In Harris’ City Club speech and in a conversation that followed with attorney Duane Deskins, a former federal prosecutor, Harris defended his time away from the courtroom as an asset. O’Neill Burke has spent her entire career in and around courtrooms — as a prosecutor, defense attorney, and judge.

“You have rock solid experience in the legal world in terms of government affairs and legislative affairs — 20 years of doing that — but it would be also equally true that if you are elected you would have the least Cook County prosecutor criminal court experience of any prosecutor in the last 30 years,” Deskins said. “Do you think you’re up to leading this kind of task?”

Harris said “absolutely,” adding that “no one should sleep on” his experience in criminal courts — including in criminal appeals and special prosecutions focused on narcotics.

“But if someone is reliant on strictly the legal experience — the time in the office — as the bona fide on whether they should be the next Cook County state’s attorney, then they grossly misunderstand the role of the state’s attorney,” Harris said.

The job is not to argue cases directly in court, he said, but to make sure prosecutors have “the resources they need, have the training necessary, have the background and backup that they need. You need someone who can lead the office, as well as manage the office.”

Harris throughout the campaign has pointed to his management experience running government offices in the city and state and lobbying elected officials — he worked in government affairs at both Lyft and C2HM Hill — as sign of his management strength and ability to work across offices to accomplish change.

O’Neill Burke has said his time helming a Lyft-funded statewide nonprofit pushing against classifying drivers as employees was an indication of an anti-union streak, which Harris has swatted down by pointing at several endorsements from progressive labor groups.

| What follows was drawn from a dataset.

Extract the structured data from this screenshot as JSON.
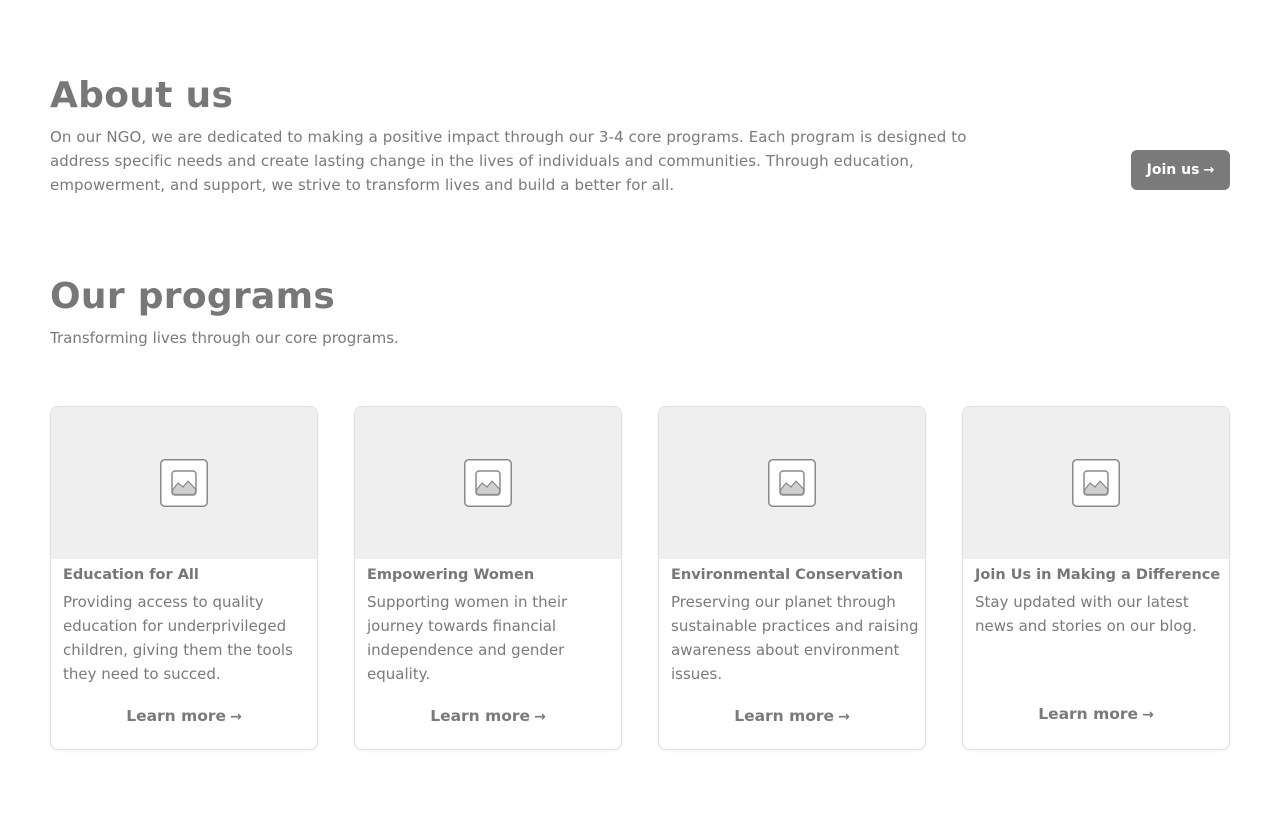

Meanwhile, Harris has pointed to O’Neill Burke’s 1994 prosecution of A.M. — who was 11 when he was convicted of the violent murder of his elderly neighbor — as disqualifying.

Then a young prosecutor in the office, O’Neill Burke has said she presented the best case based on the evidence in defense of the victim, and that the boy’s confession was “compelling evidence.”

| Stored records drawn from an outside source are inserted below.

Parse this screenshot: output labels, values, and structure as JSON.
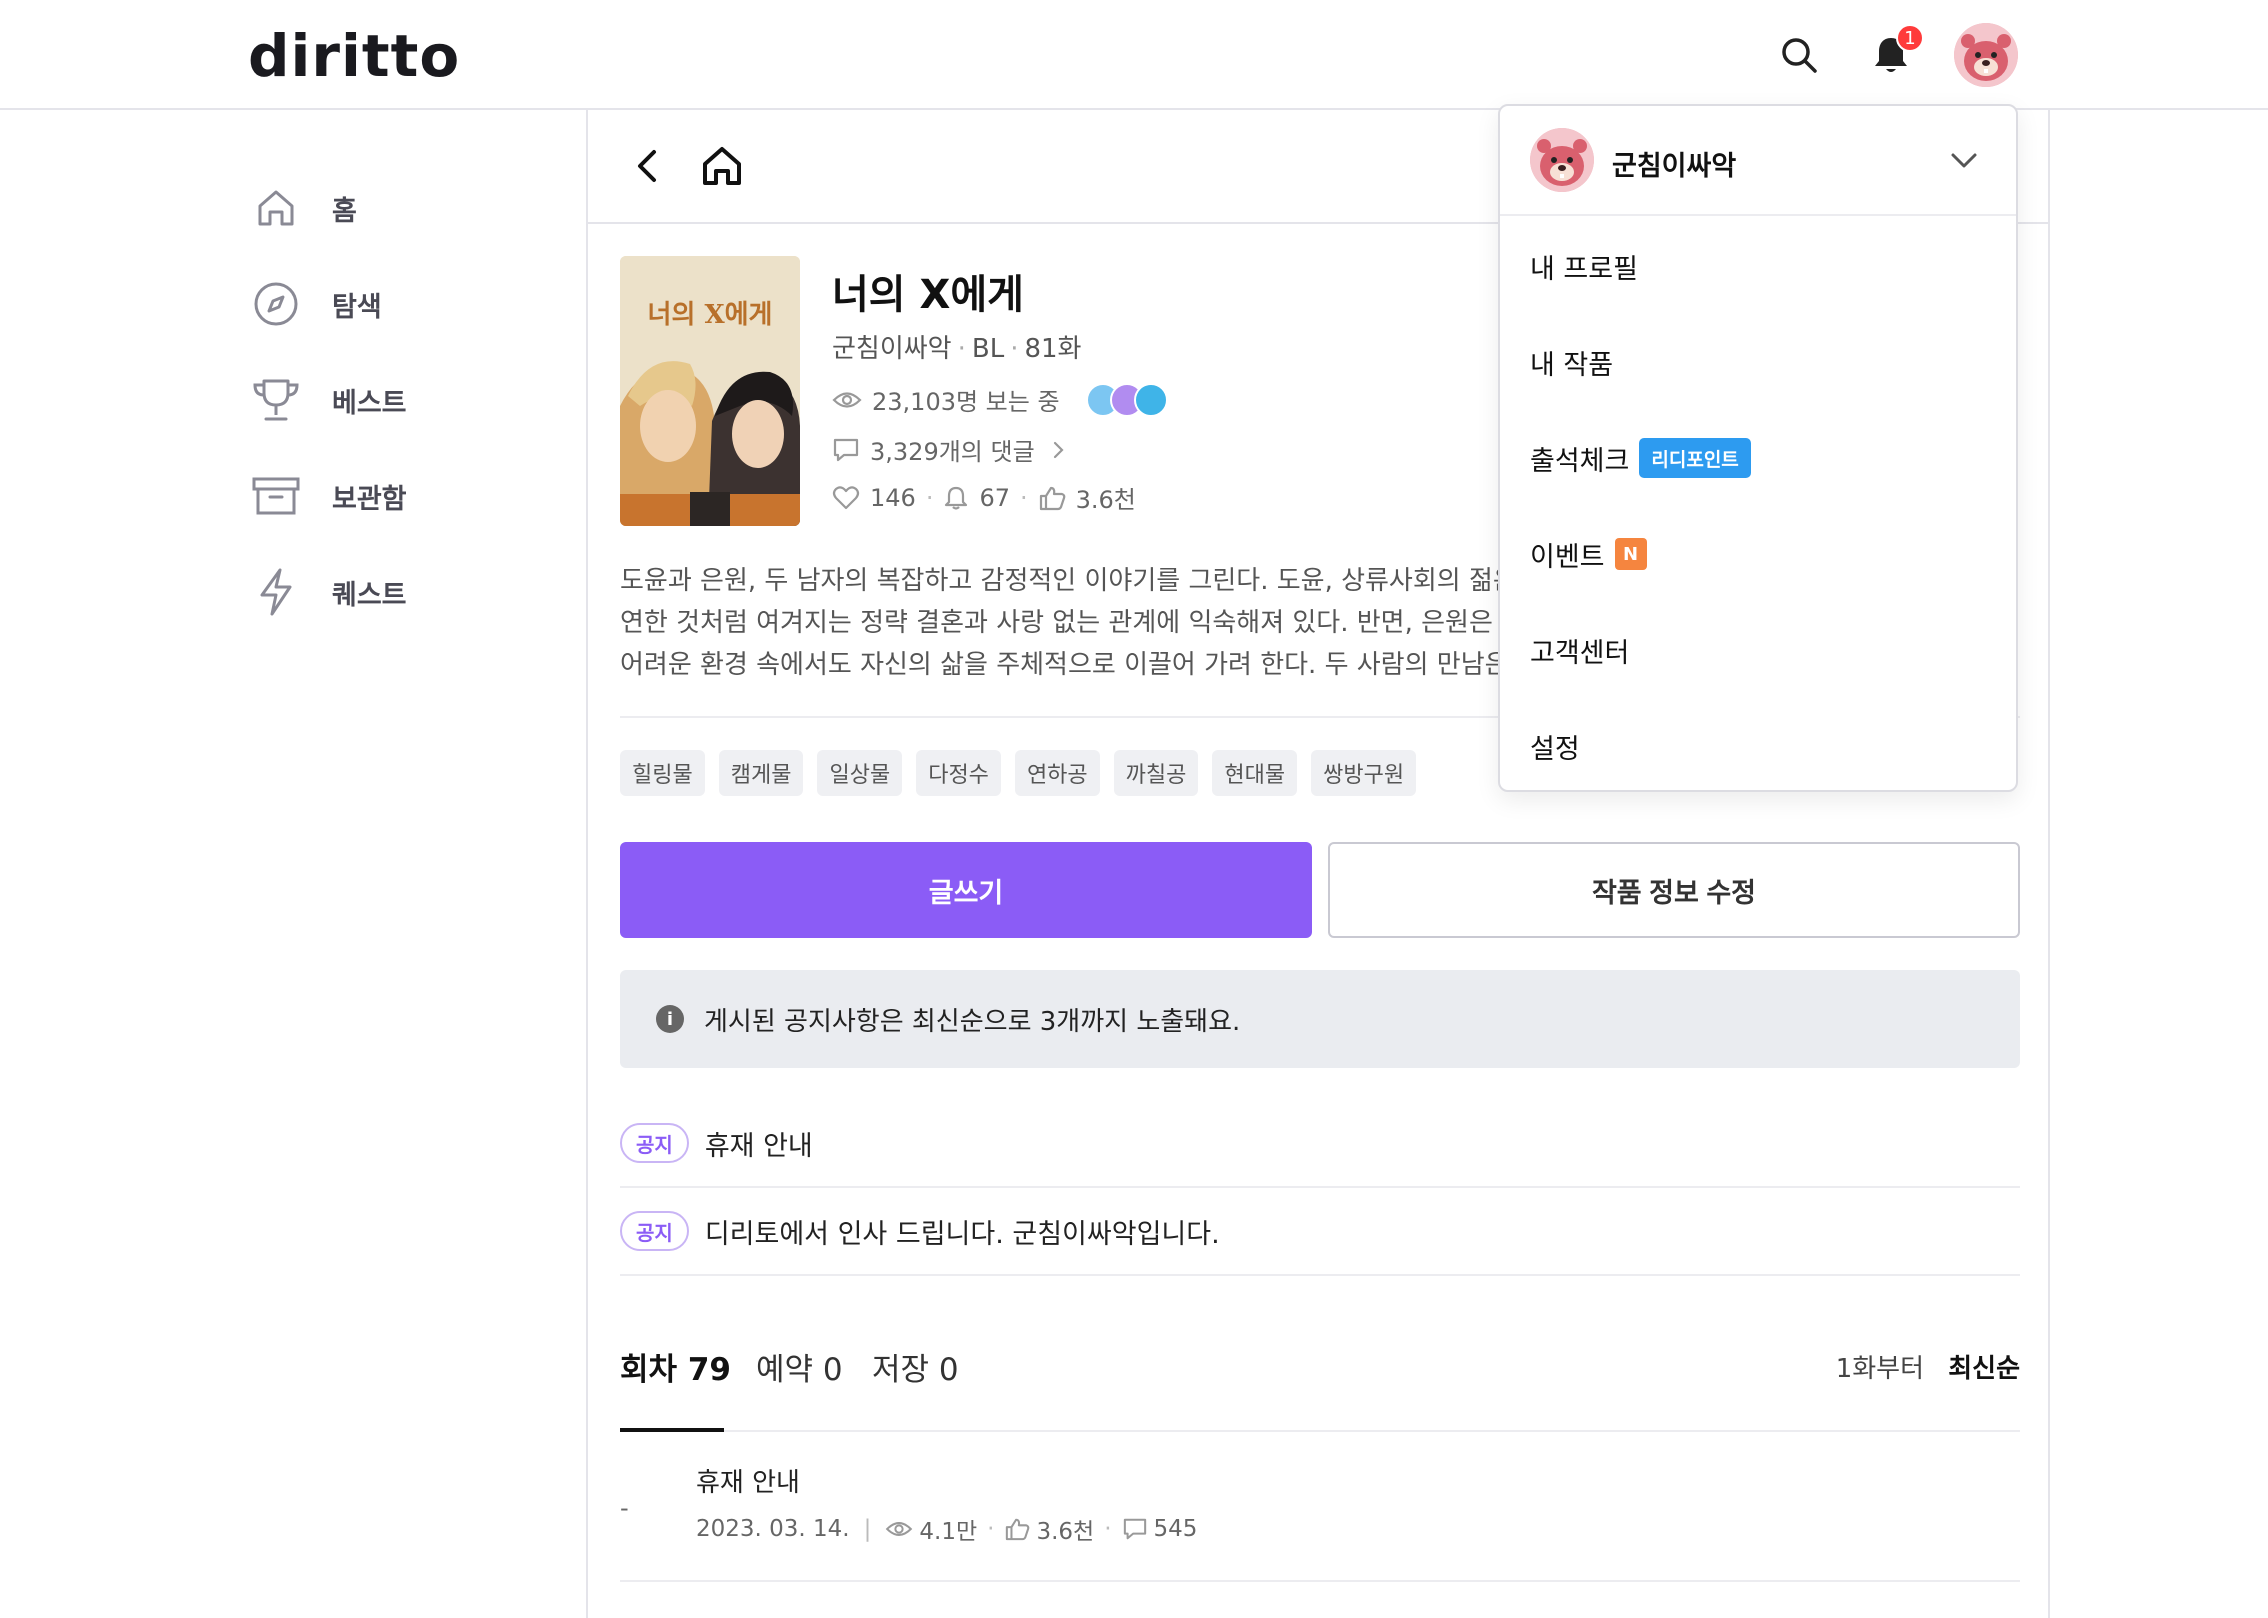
{
  "header": {
    "logo": "diritto",
    "notification_count": "1"
  },
  "sidebar": {
    "items": [
      {
        "label": "홈",
        "icon": "home-icon"
      },
      {
        "label": "탐색",
        "icon": "compass-icon"
      },
      {
        "label": "베스트",
        "icon": "trophy-icon"
      },
      {
        "label": "보관함",
        "icon": "archive-icon"
      },
      {
        "label": "퀘스트",
        "icon": "lightning-icon"
      }
    ]
  },
  "work": {
    "cover_title": "너의 X에게",
    "title": "너의 X에게",
    "author": "군침이싸악",
    "genre": "BL",
    "episodes": "81화",
    "readers": "23,103명 보는 중",
    "comments": "3,329개의 댓글",
    "likes": "146",
    "alarms": "67",
    "thumbs": "3.6천",
    "description": [
      "도윤과 은원, 두 남자의 복잡하고 감정적인 이야기를 그린다. 도윤, 상류사회의 젊은",
      "연한 것처럼 여겨지는 정략 결혼과 사랑 없는 관계에 익숙해져 있다. 반면, 은원은 경",
      "어려운 환경 속에서도 자신의 삶을 주체적으로 이끌어 가려 한다. 두 사람의 만남은"
    ],
    "tags": [
      "힐링물",
      "캠게물",
      "일상물",
      "다정수",
      "연하공",
      "까칠공",
      "현대물",
      "쌍방구원"
    ]
  },
  "actions": {
    "write": "글쓰기",
    "edit": "작품 정보 수정"
  },
  "info_box": "게시된 공지사항은 최신순으로 3개까지 노출돼요.",
  "notices": [
    {
      "badge": "공지",
      "text": "휴재 안내"
    },
    {
      "badge": "공지",
      "text": "디리토에서 인사 드립니다. 군침이싸악입니다."
    }
  ],
  "tabs": {
    "episodes": "회차 79",
    "reserved": "예약 0",
    "saved": "저장 0",
    "sort_first": "1화부터",
    "sort_latest": "최신순"
  },
  "episode_list": [
    {
      "dash": "-",
      "title": "휴재 안내",
      "date": "2023. 03. 14.",
      "views": "4.1만",
      "likes": "3.6천",
      "comments": "545"
    }
  ],
  "dropdown": {
    "username": "군침이싸악",
    "items": [
      {
        "label": "내 프로필"
      },
      {
        "label": "내 작품"
      },
      {
        "label": "출석체크",
        "badge": "리디포인트"
      },
      {
        "label": "이벤트",
        "badge": "N"
      },
      {
        "label": "고객센터"
      },
      {
        "label": "설정"
      }
    ]
  },
  "colors": {
    "accent": "#8b5cf6",
    "badge_blue": "#2d9bf0",
    "badge_orange": "#f5853f",
    "notif_red": "#ff3b3b"
  }
}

The boy’s conviction was later overturned. A federal judge found the officer who secured that confession coerced it. O’Neill Burke was not accused of wrongdoing and noted the judge said the boy’s attorney provided insufficient defense.

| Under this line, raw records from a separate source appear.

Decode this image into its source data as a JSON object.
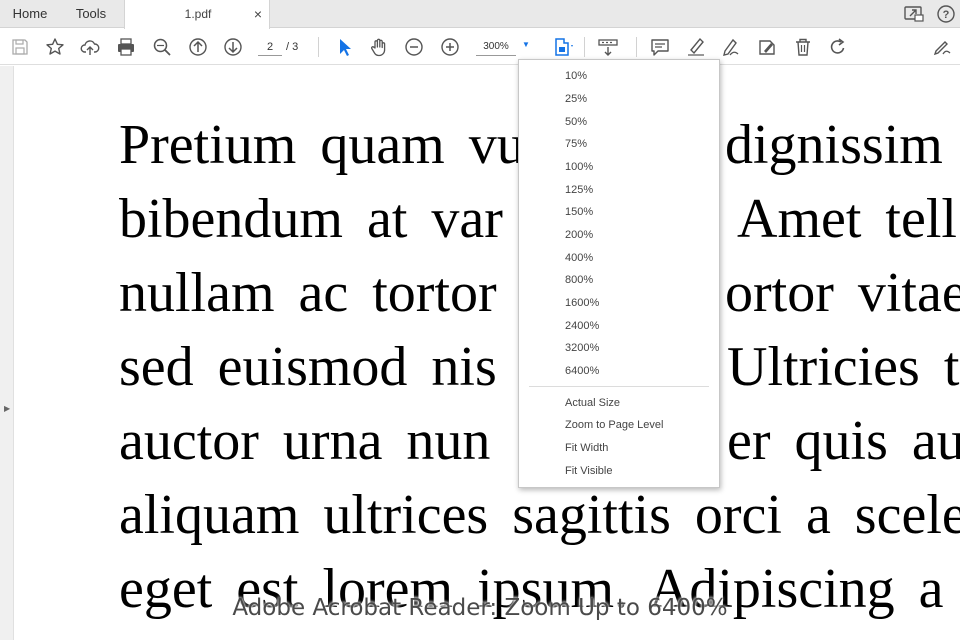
{
  "tabs": {
    "home": "Home",
    "tools": "Tools",
    "document": "1.pdf",
    "close_glyph": "×"
  },
  "window_icons": [
    "share-screen-icon",
    "help-icon"
  ],
  "toolbar": {
    "current_page": "2",
    "page_total": "/ 3",
    "zoom_value": "300%",
    "icons": [
      "save-icon",
      "bookmark-star-icon",
      "upload-cloud-icon",
      "print-icon",
      "zoom-find-icon",
      "page-up-icon",
      "page-down-icon",
      "select-cursor-icon",
      "hand-tool-icon",
      "zoom-out-icon",
      "zoom-in-icon",
      "fit-page-icon",
      "scroll-mode-icon",
      "comment-icon",
      "highlight-icon",
      "draw-icon",
      "fill-sign-icon",
      "delete-icon",
      "rotate-icon",
      "sign-icon"
    ],
    "accent_color": "#1473e6"
  },
  "document_lines": [
    "Pretium quam vu",
    "dignissim",
    "bibendum at var",
    "Amet tell",
    "nullam ac tortor",
    "ortor vitae",
    "sed euismod nis",
    "Ultricies t",
    "auctor urna nun",
    "er quis au",
    "aliquam ultrices sagittis orci a scele",
    "eget est lorem ipsum. Adipiscing a"
  ],
  "zoom_menu": {
    "presets": [
      "10%",
      "25%",
      "50%",
      "75%",
      "100%",
      "125%",
      "150%",
      "200%",
      "400%",
      "800%",
      "1600%",
      "2400%",
      "3200%",
      "6400%"
    ],
    "actions": [
      "Actual Size",
      "Zoom to Page Level",
      "Fit Width",
      "Fit Visible"
    ]
  },
  "caption": "Adobe Acrobat Reader: Zoom Up to 6400%"
}
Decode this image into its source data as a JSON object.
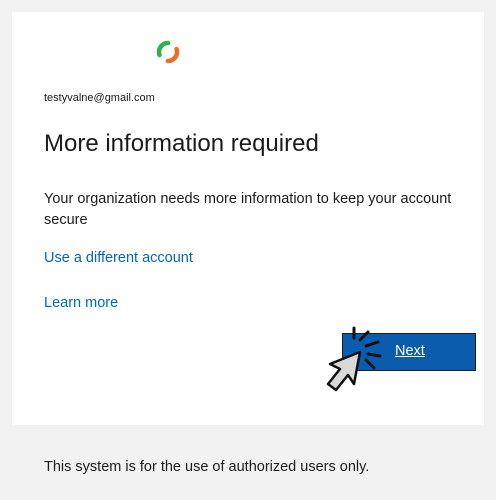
{
  "card": {
    "logo_icon": "org-logo-icon",
    "email": "testyvalne@gmail.com",
    "title": "More information required",
    "description": "Your organization needs more information to keep your account secure",
    "use_different_account_link": "Use a different account",
    "learn_more_link": "Learn more",
    "next_button": "Next"
  },
  "cursor_icon": "pointer-click-icon",
  "footer": {
    "notice": "This system is for the use of authorized users only."
  },
  "colors": {
    "link": "#0067b8",
    "button": "#0b5cad",
    "logo_green": "#2eb34a",
    "logo_orange": "#f26b22",
    "background": "#f2f2f2"
  }
}
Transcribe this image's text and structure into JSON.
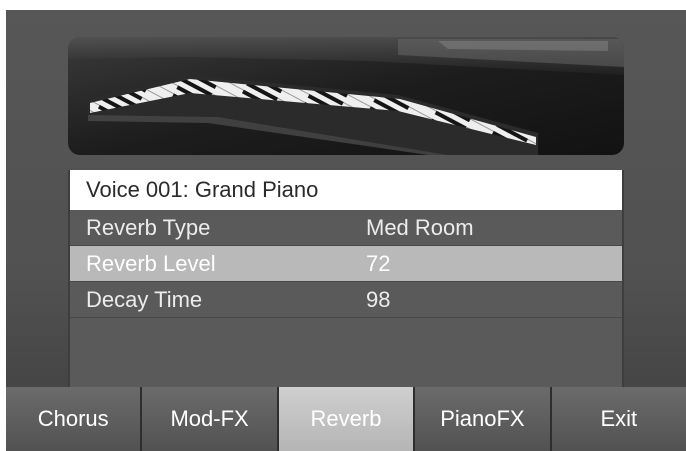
{
  "voice": {
    "title": "Voice 001: Grand Piano"
  },
  "params": [
    {
      "label": "Reverb Type",
      "value": "Med Room",
      "selected": false
    },
    {
      "label": "Reverb Level",
      "value": "72",
      "selected": true
    },
    {
      "label": "Decay Time",
      "value": "98",
      "selected": false
    }
  ],
  "tabs": [
    {
      "label": "Chorus",
      "active": false
    },
    {
      "label": "Mod-FX",
      "active": false
    },
    {
      "label": "Reverb",
      "active": true
    },
    {
      "label": "PianoFX",
      "active": false
    },
    {
      "label": "Exit",
      "active": false
    }
  ],
  "colors": {
    "background": "#555555",
    "selected_row": "#b9b9b9",
    "active_tab": "#c4c4c4",
    "title_row": "#ffffff"
  }
}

In an interview on WGN-TV this week, she said if she knew that officer “was conducting investigations that did not comport with the Constitution and the law, of course I would not have proceeded on that.”

Even so, Harris blasted O’Neill Burke Thursday for not acknowledging now “that something was wrong” with the case’s prosecution, including ignoring “a lot of exculpatory evidence.”

He said he had “been in situations where I had to dismiss cases because I wasn’t comfortable with what was going forward,” and O’Neill Burke should have done the same.

“We all make mistakes and we can own up to it,” Harris said. “We need to expect more from our elected officials and you all need to expect more from me as your state’s attorney.”

He also took issue with what O’Neill Burke said when A.M. was sentenced, when she suggested sentencing options were not harsh enough to respond to the violent crime. “Our juvenile criminal act was written at a time when kids were knocking over outhouses, not killing people,” she said, according to the Sun-Times. “We’re looking at a whole new breed here.”

“I have two sons. They are 11 and 9,” Harris said. “This 10-year-old could have been my son. It is extremely personal to me, I thought of them when I read the facts of the case … this could have been my son. A whole new breed. A whole new breed?”

Critics have said that phrase contributed to racist “superpredator” narratives at the time. O’Neill Burke told WGN that “whole new breed” is “a terrible phrase and I shouldn’t have used that phrase.”

Both candidates support state legislation to require anyone under 18 who is questioned by police to have an attorney present as well as additional supports for youth to prevent crime and repeat offenses.